Chaos à l’aéroport Ben Gurion après que des passagers n’ont pas pu embarquer.

Cette confusion serait due au fait que le ministère des Transports a modifié le quota de passagers sur certains avions, le passant de 100 à 200, puis encore à 100, au lendemain de la reprise des vols au départ

 

Des personnes entourent un comptoir d'enregistrement à l'aéroport Ben Gourion près de Tel Aviv alors qu'un passager en partance interpelle un employé de l'aéroport, le 9 mars 2026. (Crédit : Capture d'écran : X, utilisée conformément à la clause 27a de la loi sur le droit d'auteur)

Lundi, une scène de chaos s’est produite à l’aéroport Ben Gurion, lorsque des passagers munis de billets pour un vol en partance ont perdu leur sang-froid après s’être vu refuser l’embarquement en raison de restrictions liées à la guerre.

La police a dû intervenir aux comptoirs d’enregistrement pour contenir les passagers en colère qui invectivaient le personnel de la compagnie aérienne, au lendemain de la reprise des vols au départ depuis l’aéroport de Tel Aviv, dans le contexte de la guerre avec l’Iran.

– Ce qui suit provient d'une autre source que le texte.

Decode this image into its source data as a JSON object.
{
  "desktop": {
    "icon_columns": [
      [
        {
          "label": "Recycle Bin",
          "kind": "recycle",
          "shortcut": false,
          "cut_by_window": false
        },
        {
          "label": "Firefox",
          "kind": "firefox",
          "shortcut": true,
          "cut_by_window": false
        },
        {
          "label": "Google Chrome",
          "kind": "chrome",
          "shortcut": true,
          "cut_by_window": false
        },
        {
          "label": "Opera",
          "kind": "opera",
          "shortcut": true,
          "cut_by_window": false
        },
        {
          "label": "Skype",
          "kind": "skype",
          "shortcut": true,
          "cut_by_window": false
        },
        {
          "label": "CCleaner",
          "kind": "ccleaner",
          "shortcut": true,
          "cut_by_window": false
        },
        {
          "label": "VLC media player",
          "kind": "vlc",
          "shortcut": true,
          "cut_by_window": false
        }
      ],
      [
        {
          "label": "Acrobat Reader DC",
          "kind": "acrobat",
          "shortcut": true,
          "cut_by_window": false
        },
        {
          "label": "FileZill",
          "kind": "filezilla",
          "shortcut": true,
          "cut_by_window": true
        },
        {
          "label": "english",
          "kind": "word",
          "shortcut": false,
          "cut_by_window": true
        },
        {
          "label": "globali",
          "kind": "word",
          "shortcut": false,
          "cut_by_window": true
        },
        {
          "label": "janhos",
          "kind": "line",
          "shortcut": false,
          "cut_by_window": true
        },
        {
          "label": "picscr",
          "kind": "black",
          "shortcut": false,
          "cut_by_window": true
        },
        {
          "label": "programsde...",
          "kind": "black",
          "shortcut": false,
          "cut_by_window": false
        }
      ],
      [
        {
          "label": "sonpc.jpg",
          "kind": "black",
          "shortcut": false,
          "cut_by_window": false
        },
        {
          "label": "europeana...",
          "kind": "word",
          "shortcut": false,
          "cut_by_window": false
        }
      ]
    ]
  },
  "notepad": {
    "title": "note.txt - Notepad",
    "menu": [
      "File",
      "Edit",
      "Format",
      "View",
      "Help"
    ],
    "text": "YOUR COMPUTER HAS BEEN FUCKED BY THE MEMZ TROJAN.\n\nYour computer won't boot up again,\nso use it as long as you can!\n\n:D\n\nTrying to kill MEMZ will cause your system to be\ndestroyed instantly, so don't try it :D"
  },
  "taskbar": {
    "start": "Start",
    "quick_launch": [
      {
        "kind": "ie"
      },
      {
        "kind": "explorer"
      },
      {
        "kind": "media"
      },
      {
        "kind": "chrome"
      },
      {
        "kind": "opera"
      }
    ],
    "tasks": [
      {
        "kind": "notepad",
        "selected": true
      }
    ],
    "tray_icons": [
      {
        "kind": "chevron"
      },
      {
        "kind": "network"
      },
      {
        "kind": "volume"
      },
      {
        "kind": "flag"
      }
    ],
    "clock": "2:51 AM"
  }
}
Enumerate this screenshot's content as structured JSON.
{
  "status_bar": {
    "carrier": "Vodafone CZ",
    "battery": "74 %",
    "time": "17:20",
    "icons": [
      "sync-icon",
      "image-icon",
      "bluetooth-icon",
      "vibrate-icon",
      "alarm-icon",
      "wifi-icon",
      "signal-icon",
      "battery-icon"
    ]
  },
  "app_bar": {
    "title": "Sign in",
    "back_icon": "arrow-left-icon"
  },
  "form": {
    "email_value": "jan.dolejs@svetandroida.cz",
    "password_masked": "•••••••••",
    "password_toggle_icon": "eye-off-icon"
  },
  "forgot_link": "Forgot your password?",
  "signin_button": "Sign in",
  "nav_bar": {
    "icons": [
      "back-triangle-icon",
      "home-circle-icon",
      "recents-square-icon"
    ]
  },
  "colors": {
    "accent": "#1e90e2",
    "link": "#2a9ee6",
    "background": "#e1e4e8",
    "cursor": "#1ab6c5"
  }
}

Selon la chaîne N12, ce tumulte serait dû au fait que le ministère des Transports a informé la compagnie aérienne nationale El Al, dans la nuit de dimanche à lundi, que le nombre maximum de passagers autorisés pour certains vols avait été relevé de 100 à 200, pour être ensuite ramené à 100 dans la matinée. Du fait de ces changements de dernière minute, des passagers à qui l’on avait annoncé que leur vol était validé n’ont pas été autorisés à embarquer.

Réagissant à cette information, le ministère a « réaffirmé que les compagnies aériennes ne sont pas autorisées à transporter plus de 100 passagers sur un vol au départ, conformément aux directives de l’Autorité de l’aviation civile et des autorités chargées de la défense ».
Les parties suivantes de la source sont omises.